There will be many financial advertisements in the market, and the financial contents of these financial advertisements are uneven. To some extent, excellent financial products basically do not need the promotion of financial advertisements, and only poor financial products need to advertise everywhere. It is precisely for this reason that I suggest that investors make their own choices when making investment decisions, and it is best not to blindly believe the so-called financial advertisements.
First, there will be many scams in financial advertisements.
Whether this financial advertisement is suitable for investors or not, there are many advertisements for financial products that are simply deceptive. For conventional wealth management products on the market, it is a good level to reach an annualized rate of 5%. But in these financial advertisements, we can see financial products with annualized rate as high as 30% or even more than 50%. This generous financial return is simply unrealistic, but some people still believe it.
Second, excellent wealth management products do not need advertising.
I take the fund products that investors often choose as an example.
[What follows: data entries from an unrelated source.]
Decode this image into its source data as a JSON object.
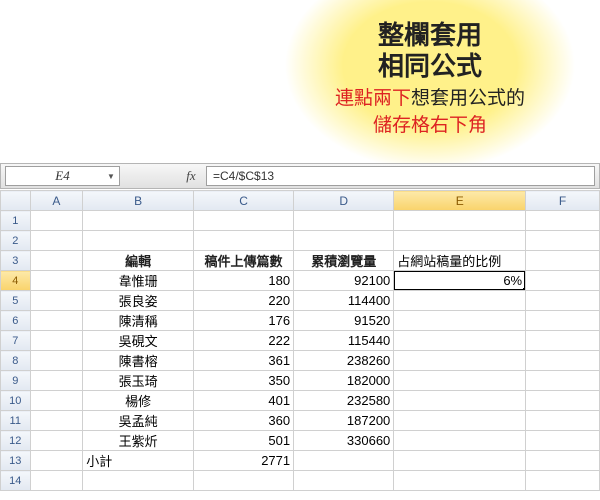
{
  "annotation": {
    "title_line1": "整欄套用",
    "title_line2": "相同公式",
    "sub_pre": "連點兩下",
    "sub_mid": "想套用公式的",
    "sub_post": "儲存格右下角"
  },
  "formula_bar": {
    "cell_ref": "E4",
    "fx_label": "fx",
    "formula": "=C4/$C$13"
  },
  "columns": [
    "A",
    "B",
    "C",
    "D",
    "E",
    "F"
  ],
  "selected_col": "E",
  "selected_row": "4",
  "headers": {
    "b": "編輯",
    "c": "稿件上傳篇數",
    "d": "累積瀏覽量",
    "e": "占網站稿量的比例"
  },
  "rows": [
    {
      "n": "4",
      "b": "韋惟珊",
      "c": "180",
      "d": "92100",
      "e": "6%"
    },
    {
      "n": "5",
      "b": "張良姿",
      "c": "220",
      "d": "114400",
      "e": ""
    },
    {
      "n": "6",
      "b": "陳清稱",
      "c": "176",
      "d": "91520",
      "e": ""
    },
    {
      "n": "7",
      "b": "吳硯文",
      "c": "222",
      "d": "115440",
      "e": ""
    },
    {
      "n": "8",
      "b": "陳書榕",
      "c": "361",
      "d": "238260",
      "e": ""
    },
    {
      "n": "9",
      "b": "張玉琦",
      "c": "350",
      "d": "182000",
      "e": ""
    },
    {
      "n": "10",
      "b": "楊修",
      "c": "401",
      "d": "232580",
      "e": ""
    },
    {
      "n": "11",
      "b": "吳孟純",
      "c": "360",
      "d": "187200",
      "e": ""
    },
    {
      "n": "12",
      "b": "王紫炘",
      "c": "501",
      "d": "330660",
      "e": ""
    }
  ],
  "subtotal": {
    "n": "13",
    "label": "小計",
    "value": "2771"
  },
  "empty_rows": [
    "1",
    "2",
    "14"
  ]
}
We can see relevant advertisements on various fund software. For those old-fashioned fund products, old-fashioned excellent incentive products do not need to be promoted at all, and many senior investors will naturally choose these investment products. Everyone's investment circle will pass on excellent investment targets by word of mouth, and a product worthy of investors' trust does not need additional publicity.
Third, many financial advertisements only collect IQ tax.
Although this sentence is somewhat serious in nature, it reflects the real situation of many investors. Many people don't do basic financial research at all, or even don't know financial knowledge, so they expect to get rich overnight through investment. This idea is obviously unreasonable, and it will also lead these novice investors to be induced by bad financial advertisements. Compared with those unreliable financial advertisements, I personally suggest accepting investors to buy fixed-income financial products from banks. If you have the ability to invest independently, you can achieve a stable return on investment through more complex asset allocation.